Suriye’de muhalefete bağlı unsurların Savunma Bakanlığı çatısı altında birleştiğini hatırlatan Fidan, SDG’nin bu yapının dışında kaldığını ifade etti. Bir devlette farklı otoritelere bağlı silahlı grupların bulunamayacağını belirten Fidan, bunun ulusal birlik açısından temel bir ilke olduğunu söyledi.
“ASKERİ ÇÖZÜM İSTEMİYORUZ, DİYALOG ÖNCELİĞİMİZ”

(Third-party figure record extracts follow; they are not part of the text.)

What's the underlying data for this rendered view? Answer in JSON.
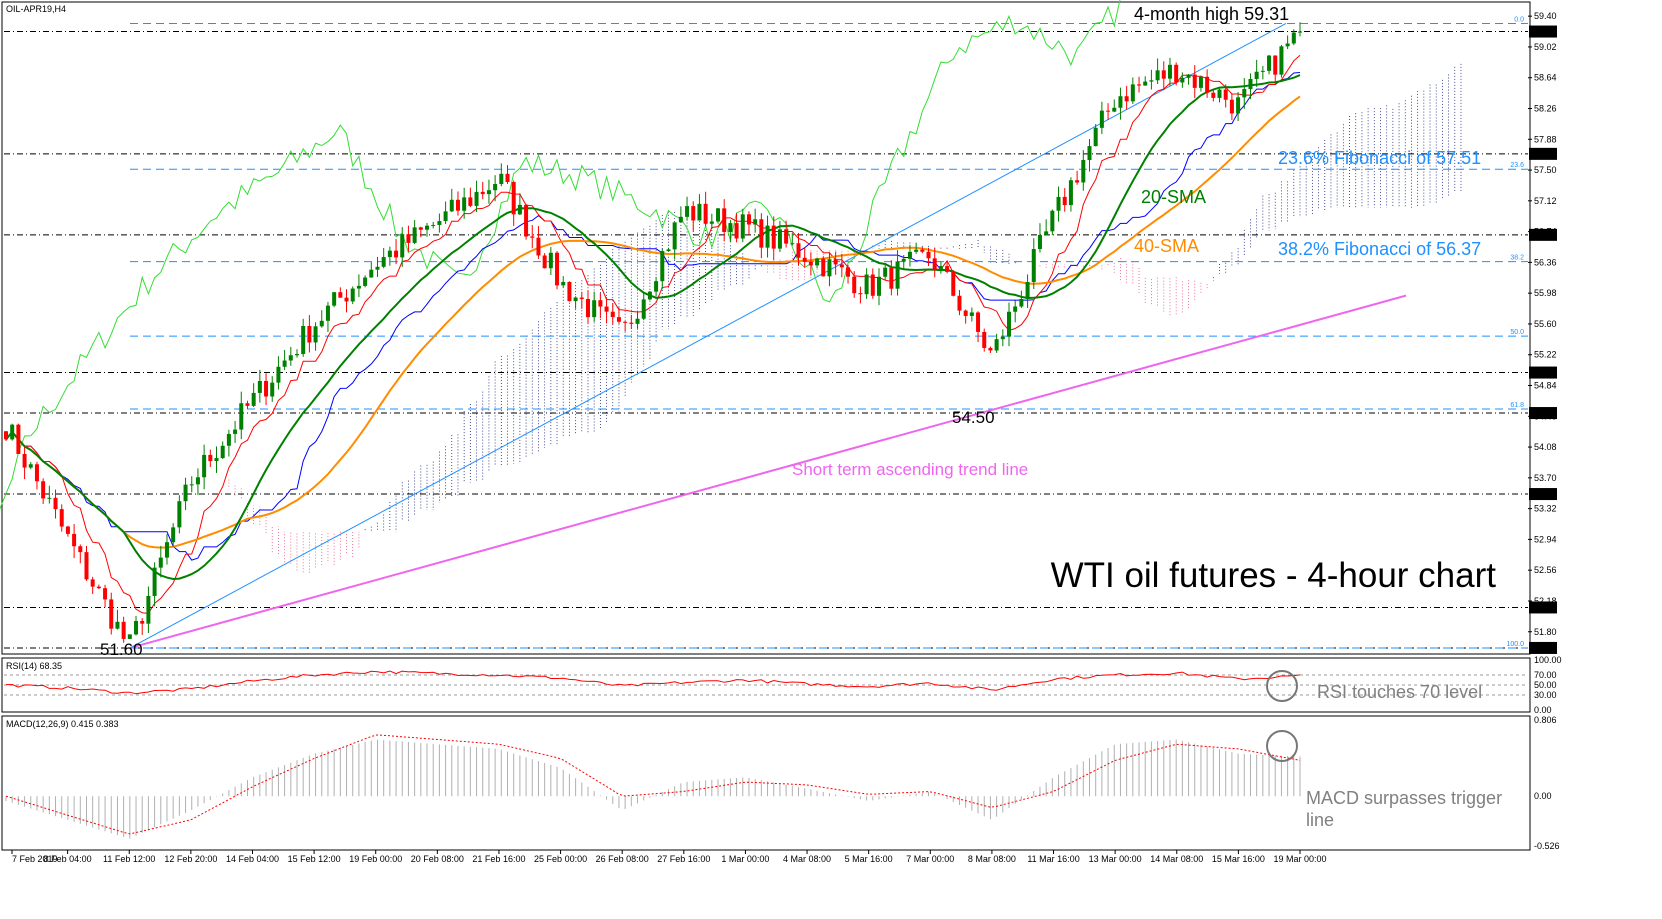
{
  "chart_data": {
    "type": "candlestick",
    "symbol": "OIL-APR19,H4",
    "title": "WTI oil futures - 4-hour chart",
    "y_ticks": [
      "59.40",
      "59.02",
      "58.64",
      "58.26",
      "57.88",
      "57.50",
      "57.12",
      "56.74",
      "56.36",
      "55.98",
      "55.60",
      "55.22",
      "54.84",
      "54.46",
      "54.08",
      "53.70",
      "53.32",
      "52.94",
      "52.56",
      "52.18",
      "51.80"
    ],
    "ylim": [
      51.55,
      59.55
    ],
    "x_ticks": [
      "7 Feb 2019",
      "8 Feb 04:00",
      "11 Feb 12:00",
      "12 Feb 20:00",
      "14 Feb 04:00",
      "15 Feb 12:00",
      "19 Feb 00:00",
      "20 Feb 08:00",
      "21 Feb 16:00",
      "25 Feb 00:00",
      "26 Feb 08:00",
      "27 Feb 16:00",
      "1 Mar 00:00",
      "4 Mar 08:00",
      "5 Mar 16:00",
      "7 Mar 00:00",
      "8 Mar 08:00",
      "11 Mar 16:00",
      "13 Mar 00:00",
      "14 Mar 08:00",
      "15 Mar 16:00",
      "19 Mar 00:00"
    ],
    "highlighted_levels": [
      {
        "value": 59.21,
        "label": "59.21"
      },
      {
        "value": 57.7,
        "label": "57.70"
      },
      {
        "value": 56.7,
        "label": "56.70"
      },
      {
        "value": 55.0,
        "label": "55.00"
      },
      {
        "value": 54.5,
        "label": "54.50"
      },
      {
        "value": 53.5,
        "label": "53.50"
      },
      {
        "value": 52.1,
        "label": "52.10"
      },
      {
        "value": 51.6,
        "label": "51.60"
      }
    ],
    "fibonacci": [
      {
        "level": "0.0",
        "value": 59.31
      },
      {
        "level": "23.6",
        "value": 57.51
      },
      {
        "level": "38.2",
        "value": 56.37
      },
      {
        "level": "50.0",
        "value": 55.45
      },
      {
        "level": "61.8",
        "value": 54.55
      },
      {
        "level": "100.0",
        "value": 51.6
      }
    ],
    "anchors": [
      {
        "date": "7 Feb 2019",
        "close": 54.35
      },
      {
        "date": "8 Feb 04:00",
        "close": 52.95
      },
      {
        "date": "11 Feb 12:00",
        "close": 51.6
      },
      {
        "date": "12 Feb 20:00",
        "close": 53.65
      },
      {
        "date": "14 Feb 04:00",
        "close": 54.65
      },
      {
        "date": "15 Feb 12:00",
        "close": 55.6
      },
      {
        "date": "19 Feb 00:00",
        "close": 56.35
      },
      {
        "date": "20 Feb 08:00",
        "close": 56.85
      },
      {
        "date": "21 Feb 16:00",
        "close": 57.4
      },
      {
        "date": "25 Feb 00:00",
        "close": 56.1
      },
      {
        "date": "26 Feb 08:00",
        "close": 55.45
      },
      {
        "date": "27 Feb 16:00",
        "close": 57.0
      },
      {
        "date": "1 Mar 00:00",
        "close": 56.8
      },
      {
        "date": "4 Mar 08:00",
        "close": 56.45
      },
      {
        "date": "5 Mar 16:00",
        "close": 56.05
      },
      {
        "date": "7 Mar 00:00",
        "close": 56.45
      },
      {
        "date": "8 Mar 08:00",
        "close": 55.2
      },
      {
        "date": "11 Mar 16:00",
        "close": 56.9
      },
      {
        "date": "13 Mar 00:00",
        "close": 58.4
      },
      {
        "date": "14 Mar 08:00",
        "close": 58.75
      },
      {
        "date": "15 Mar 16:00",
        "close": 58.3
      },
      {
        "date": "19 Mar 00:00",
        "close": 59.21
      }
    ],
    "annotations": {
      "high": "4-month high 59.31",
      "low1": "51.60",
      "low2": "54.50",
      "sma20": "20-SMA",
      "sma40": "40-SMA",
      "fib236": "23.6% Fibonacci of 57.51",
      "fib382": "38.2% Fibonacci of 56.37",
      "trend": "Short term ascending trend line",
      "rsi_note": "RSI touches 70 level",
      "macd_note_1": "MACD surpasses trigger",
      "macd_note_2": "line"
    },
    "rsi": {
      "label": "RSI(14) 68.35",
      "ticks": [
        "100.00",
        "70.00",
        "50.00",
        "30.00",
        "0.00"
      ],
      "anchors": [
        50,
        44,
        34,
        42,
        58,
        70,
        77,
        73,
        70,
        64,
        48,
        55,
        60,
        52,
        47,
        54,
        40,
        62,
        70,
        74,
        62,
        68.35
      ]
    },
    "macd": {
      "label": "MACD(12,26,9) 0.415 0.383",
      "ticks": [
        "0.806",
        "0.00",
        "-0.526"
      ],
      "histogram_anchors": [
        -0.05,
        -0.25,
        -0.45,
        -0.15,
        0.2,
        0.45,
        0.6,
        0.55,
        0.5,
        0.3,
        -0.15,
        0.15,
        0.2,
        0.08,
        -0.05,
        0.05,
        -0.25,
        0.2,
        0.55,
        0.6,
        0.45,
        0.42
      ],
      "signal_anchors": [
        0.0,
        -0.2,
        -0.4,
        -0.25,
        0.1,
        0.4,
        0.65,
        0.6,
        0.55,
        0.4,
        0.0,
        0.05,
        0.15,
        0.12,
        0.02,
        0.05,
        -0.12,
        0.05,
        0.38,
        0.55,
        0.5,
        0.38
      ]
    },
    "colors": {
      "bull": "#008000",
      "bear": "#ff0000",
      "sma20": "#008000",
      "sma40": "#ff8c00",
      "tenkan": "#ff0000",
      "kijun": "#0000ff",
      "chikou": "#33dd33",
      "fib": "#1e90ff",
      "trend": "#ee66ee",
      "cloud_up": "#1a237e",
      "cloud_down": "#e75480",
      "rsi": "#ff0000",
      "macd_hist": "#b0b0b0",
      "macd_signal": "#ff0000"
    }
  }
}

Türkiye’nin tercihinin barışçıl yöntemler olduğunu vurgulayan Bakan Fidan, mutabakatın ihlal edilmesini istemediklerini ve sürecin diyalogla tamamlanmasını beklediklerini ifade etti. Ancak gecikmelerin devam etmesi halinde sabrın daha da azalacağını da açık şekilde dile getirdi.
DEAŞ’A KARŞI ORTAK MÜCADELE VURGUSU
Fidan, askeri yöntemlerden kaçınmak istediklerini belirtirken, Suriye’de iç savaşın sona ermesi ve Şam yönetiminin güçlenmesiyle birlikte bölgesel iş birliğinin arttığını söyledi. Bir iş birliği mekanizması bulunduğu sürece DEAŞ tehdidiyle etkin mücadele edilebileceğini ifade etti.
“40 YILLIK TERÖRLE MÜCADELE DENEYİMİMİZ VAR”
Türkiye’nin terörle mücadelede uzun yıllara dayanan birikime sahip olduğunu vurgulayan Fidan, PKK ve diğer terör örgütlerine karşı yürütülen mücadelenin DEAŞ tehdidine karşı da önemli bir altyapı oluşturduğunu belirtti.
Türkiye’nin ABD ve bölge ülkeleriyle birlikte ortak bir DEAŞ karşıtı gündem yürüttüğünü kaydeden Fidan, “Hiçbir terörist unsurun Suriye halkını ve devletini yeniden toparlanma sürecinden saptırmasına izin verilmemeli” dedi.